My mom was not Betty Homemaker. She was a working mom of three daughters. She wasn’t the type to have a snack ready when we came home from school, but she was the type that would not allow us to have friends come over because the house was a mess.
You wanted friends to come over, you had to clean the house. You were hungry after school, you had to make a sandwich. No clean bowls in the cabinet? Get out a sponge because “you have two hands, now get to washing.”
Sound a little harsh?
I don’t think so. She was a firm believer of teaching us how to become responsible adults. One of my favorite quotes she would say was, “that’s why they call it work and not fun.”
Well, I’ve found a way to make chores fun for the whole family.
First, develop a system. Pick a day and time. Saturday mornings from 9 a.m. to 10 a.m., everyone will help clean. That doesn’t sound fun. But, if you make a game out of it (and play some awesome background music,) your kids will be eager to participate.
On a sheet of construction paper, label 1-9 as designated areas to be cleaned in your home. For number one, start simple like “hallway” or “stairs” and work your way up to bathrooms, play areas, kitchen work, etc.
Roll dice and determine where you will start. For example, if you roll a two and a three, that’s five. If number five is the playroom, you, the kids, and a kitchen timer should head to the playroom.
Set the timer for 15 minutes and get to cleaning. The kids can start putting their toys away and throwing out trash so you can vacuum. Reward them if they were faster than the clock.
Roll the dice and keep playing until the house is clean. Obviously, the game will change depending on how old your children are and what responsibilities you feel are appropriate, but the end result should be a clean house.
Another idea is to label two jars “to-do” and “completed”. On popsicle sticks, write chores your children are capable of handling.
For example, the older children can wash clothes while the younger children can fold or put away clothes. The younger children can unload the dishwasher while the older children can wash dishes and reload the dishwasher. The younger children can pick up toys and the older children can vacuum. Whatever you feel works best.
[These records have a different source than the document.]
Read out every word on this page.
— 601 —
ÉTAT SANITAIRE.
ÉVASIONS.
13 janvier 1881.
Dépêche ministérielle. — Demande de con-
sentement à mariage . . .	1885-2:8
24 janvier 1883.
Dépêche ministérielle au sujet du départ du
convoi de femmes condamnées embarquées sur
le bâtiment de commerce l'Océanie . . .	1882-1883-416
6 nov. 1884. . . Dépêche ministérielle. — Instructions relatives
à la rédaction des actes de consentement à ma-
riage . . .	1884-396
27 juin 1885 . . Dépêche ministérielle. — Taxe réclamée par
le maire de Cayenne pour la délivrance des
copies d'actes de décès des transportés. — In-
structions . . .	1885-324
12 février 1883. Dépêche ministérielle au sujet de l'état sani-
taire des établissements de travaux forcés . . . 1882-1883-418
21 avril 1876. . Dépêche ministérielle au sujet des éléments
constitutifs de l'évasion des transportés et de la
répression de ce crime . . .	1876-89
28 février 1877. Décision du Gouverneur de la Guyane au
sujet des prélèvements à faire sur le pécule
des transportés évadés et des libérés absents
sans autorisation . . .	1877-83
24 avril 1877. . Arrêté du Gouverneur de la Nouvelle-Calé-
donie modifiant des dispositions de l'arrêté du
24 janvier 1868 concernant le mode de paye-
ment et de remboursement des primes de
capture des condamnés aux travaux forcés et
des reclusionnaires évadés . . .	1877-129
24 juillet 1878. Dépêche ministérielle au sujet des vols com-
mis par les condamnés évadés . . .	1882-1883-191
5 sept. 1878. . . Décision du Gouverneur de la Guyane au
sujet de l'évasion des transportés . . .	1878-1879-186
Color-code and label the popsicle sticks placing all items that need to be completed in the “to-do” jar. (I saw one where the older girl was pink, older boy was blue and they competed to see who got the most chores finished. Each child was rewarded monetarily, but the one who completed the most tasks was given a “bonus”.) After each chore is complete, simply move the popsicle stick to the “completed” jar and reward the appropriate child.
Be encouraging. If your kids are feeling frustrated or think they cannot do a specific chore without you, help them. Do not be Miss Perfect. Of course a 10-year-old is not going to vacuum as well as you do, but don’t let them see you correcting it or they will just think they can do a half-butt job because you will fix it later anyway. Let them get the chores done, but don’t be too picky. Remember, you are trying to encourage life-long lessons here, not demean their help.
Lastly, create daily chores to give your kids the feeling of accomplishing something on a day to day basis. One child sets the table, the other child clears the table. Get them to make their bed every morning, or pick up their room before bedtime.
Most of the time, if you set a timer, make a game of it, make it fun and rewarding; they will carry these habits with them forever.